Jean-Robert Léonidas : «La Mécanique du hasard»  et «l’Assomption» de Cristiana Eso. Une belle entrée dans la cathédrale poétique

 

En lisant ces deux premiers textes de Cristiana Eso, on est confronté à un étrange mélange de poésie et d’une forte démarche réflexive.  

D’entrée de jeu, dans la Mécanique du hasard, on est frappé par la force troublante d’une contradiction voulue. Un oxymore introduit le premier paragraphe : Il fait jour avec le jour aveugle… La confidence de la poétesse  s’annonce à «  l’arrachée »  et « se heurte au mur d’eau du souvenir » pour trouver son équilibre en une douceur tactile qui gomme la déchirure : la main de mon amour attend ma main.  Et dès lors l’allure des textes continue imprégnée de métaphores, de symbolisme, d’un va et vient entre la violence camouflée, maîtrisée, et une douceur toute musicale nécessaire à la vie. Derrière tout cela, on sent que des réflexions se cachent pour tenter de construire une  philosophie. D’ailleurs, Cristiana Eso pose des questions. C’est sa nature : je suis accrochée au point d’interrogation, avoue-t-elle sans ambages.  Sa philosophie se tisse  à travers les mots, par les mots. Pour tenter d’aplanir son « chemin martelé par les pierres », de calmer à l’intérieur d’elle-même « le choc des vents irascibles » ou de guérir ses propres illusions de poète et d’artiste qu’elle charrie pourtant dans les gènes. Elle confesse qu’elle est une hallucination de ses parents. Une heureuse hallucination sans doute qui produit de belles choses.

Son cou est un « tuyau d’orgue rempli de la chair des mots »…

Avec les mots, poursuit-elle,  je comble les abîmes … 

J’ai planté mon âme dans la tige de la rose…

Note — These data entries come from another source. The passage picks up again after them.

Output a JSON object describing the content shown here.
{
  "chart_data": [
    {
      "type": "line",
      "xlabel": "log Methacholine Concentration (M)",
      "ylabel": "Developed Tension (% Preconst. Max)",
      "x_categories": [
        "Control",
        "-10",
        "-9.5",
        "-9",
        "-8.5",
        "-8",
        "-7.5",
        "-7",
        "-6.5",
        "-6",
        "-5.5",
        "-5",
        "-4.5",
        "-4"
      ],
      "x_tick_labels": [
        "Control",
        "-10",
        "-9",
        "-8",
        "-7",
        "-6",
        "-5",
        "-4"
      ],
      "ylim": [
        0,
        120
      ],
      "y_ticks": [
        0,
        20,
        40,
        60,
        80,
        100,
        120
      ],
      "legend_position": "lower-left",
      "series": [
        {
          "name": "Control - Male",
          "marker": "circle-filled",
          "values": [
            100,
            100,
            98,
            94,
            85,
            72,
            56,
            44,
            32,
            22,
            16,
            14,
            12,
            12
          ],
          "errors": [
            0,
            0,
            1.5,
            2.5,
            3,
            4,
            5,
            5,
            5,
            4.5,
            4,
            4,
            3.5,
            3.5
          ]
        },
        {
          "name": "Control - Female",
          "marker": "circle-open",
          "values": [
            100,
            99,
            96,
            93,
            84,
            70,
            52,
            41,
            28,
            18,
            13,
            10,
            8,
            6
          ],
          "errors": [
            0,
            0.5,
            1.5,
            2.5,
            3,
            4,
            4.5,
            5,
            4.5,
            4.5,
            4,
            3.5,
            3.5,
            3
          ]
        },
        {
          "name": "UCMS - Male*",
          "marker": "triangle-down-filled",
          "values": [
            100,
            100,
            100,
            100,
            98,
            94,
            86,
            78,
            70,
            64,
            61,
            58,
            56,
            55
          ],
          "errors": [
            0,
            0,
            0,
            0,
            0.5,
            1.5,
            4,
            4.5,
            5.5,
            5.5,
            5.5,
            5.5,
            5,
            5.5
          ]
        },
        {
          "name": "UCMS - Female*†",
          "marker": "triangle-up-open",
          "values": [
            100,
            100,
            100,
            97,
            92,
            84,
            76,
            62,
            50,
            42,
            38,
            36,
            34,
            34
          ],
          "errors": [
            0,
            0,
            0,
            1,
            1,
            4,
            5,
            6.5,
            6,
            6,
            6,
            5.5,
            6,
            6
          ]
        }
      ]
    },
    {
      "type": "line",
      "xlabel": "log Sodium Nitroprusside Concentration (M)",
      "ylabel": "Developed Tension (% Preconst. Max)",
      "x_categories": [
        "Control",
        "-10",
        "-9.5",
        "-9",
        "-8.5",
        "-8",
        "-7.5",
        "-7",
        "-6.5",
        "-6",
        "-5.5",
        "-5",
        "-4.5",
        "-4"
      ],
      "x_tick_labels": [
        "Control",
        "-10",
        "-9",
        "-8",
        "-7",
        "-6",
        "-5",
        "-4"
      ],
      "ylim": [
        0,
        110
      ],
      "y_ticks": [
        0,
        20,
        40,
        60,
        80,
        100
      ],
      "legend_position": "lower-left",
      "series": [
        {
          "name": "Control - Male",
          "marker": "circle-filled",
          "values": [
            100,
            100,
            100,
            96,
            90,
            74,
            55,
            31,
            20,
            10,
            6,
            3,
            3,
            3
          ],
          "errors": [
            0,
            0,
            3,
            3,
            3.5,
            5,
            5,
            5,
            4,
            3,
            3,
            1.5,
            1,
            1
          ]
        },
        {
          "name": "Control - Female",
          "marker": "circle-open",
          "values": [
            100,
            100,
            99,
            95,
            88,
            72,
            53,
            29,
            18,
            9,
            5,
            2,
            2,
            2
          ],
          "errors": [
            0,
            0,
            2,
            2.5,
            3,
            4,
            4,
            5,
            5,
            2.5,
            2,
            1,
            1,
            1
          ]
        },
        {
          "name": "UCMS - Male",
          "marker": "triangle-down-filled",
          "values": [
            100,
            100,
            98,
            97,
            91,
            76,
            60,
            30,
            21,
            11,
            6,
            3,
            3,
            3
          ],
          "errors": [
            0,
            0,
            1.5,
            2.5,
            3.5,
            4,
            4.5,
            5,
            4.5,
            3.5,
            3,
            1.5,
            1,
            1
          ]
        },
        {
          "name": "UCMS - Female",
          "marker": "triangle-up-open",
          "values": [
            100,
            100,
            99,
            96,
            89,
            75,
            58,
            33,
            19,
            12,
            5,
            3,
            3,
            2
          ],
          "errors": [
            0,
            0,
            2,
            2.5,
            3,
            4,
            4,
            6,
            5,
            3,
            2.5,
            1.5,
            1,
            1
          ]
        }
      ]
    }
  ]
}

Ma peau a la consistance de la nuit…

L’auteure dans un  bel élan  est même allée jusqu’à interroger la mort, entrer en conversation avec elle. Il en ressort que la mort n’est rien sans la vie qui la précède. La mort a besoin de la vie pour être. Aucune surprise si elle est confrontée parfois à une sorte de douleur d’être, une douleur d’agir ou même d’être heureux. « Je voudrais être albatros / je voudrais être / et je n’ai pas de temps ». Aucune surprise non plus si on découvre qu’elle désire fixer avec la parole le temps qui coule, cette « fuite insensée du cheval temporel »…

Cette douleur existentielle qu’on côtoie à tout bout de champ,  à toutes les strophes de ce grand chant, est sans doute liée à des regrets :

J’ai laissé mon armure au loin / dans l’herbe tranchante

Je marche sous l’ombre d’un grand oiseau …/je tente la chasse, mais il lutte… / mais de son bec il me vainc.

Dans ce texte poétique plein d’images et de symboles, tout lecteur peut se faire d’immenses idées. C’est la nature de l’écrit. C’est le risque que prend tout écrivain qui vous entraîne dans le monde de la poésie ou de l’imaginaire. On  pourrait continuer à n’en plus finir dans la beauté de « La mécanique du hasard ». Mais il faut bien passer à « L’Assomption », au deuxième recueil,  pour se laisser ravir avec l’auteure dans l’envol  de 15 chants, se laisser transporter dans une montgolfière de mots et de musique  vers l’autre monde. « Ce qui m’enchante de l’autre côté, c’est la couleur violette de la terre ».

Cristiana Eso avec ces deux premiers textes avait, à mon sens, fait une entrée encourageante dans l’univers de la poésie. On sent bien qu’avec ses nouvelles publications, dont les Artisans de l’invisible, enfantées dans l’esthétique des phrases et la musique des mots, elle continue de vivre en poésie avec grâce. La fleur épanouie n’a certainement pas renié la belle promesse du bourgeon initial.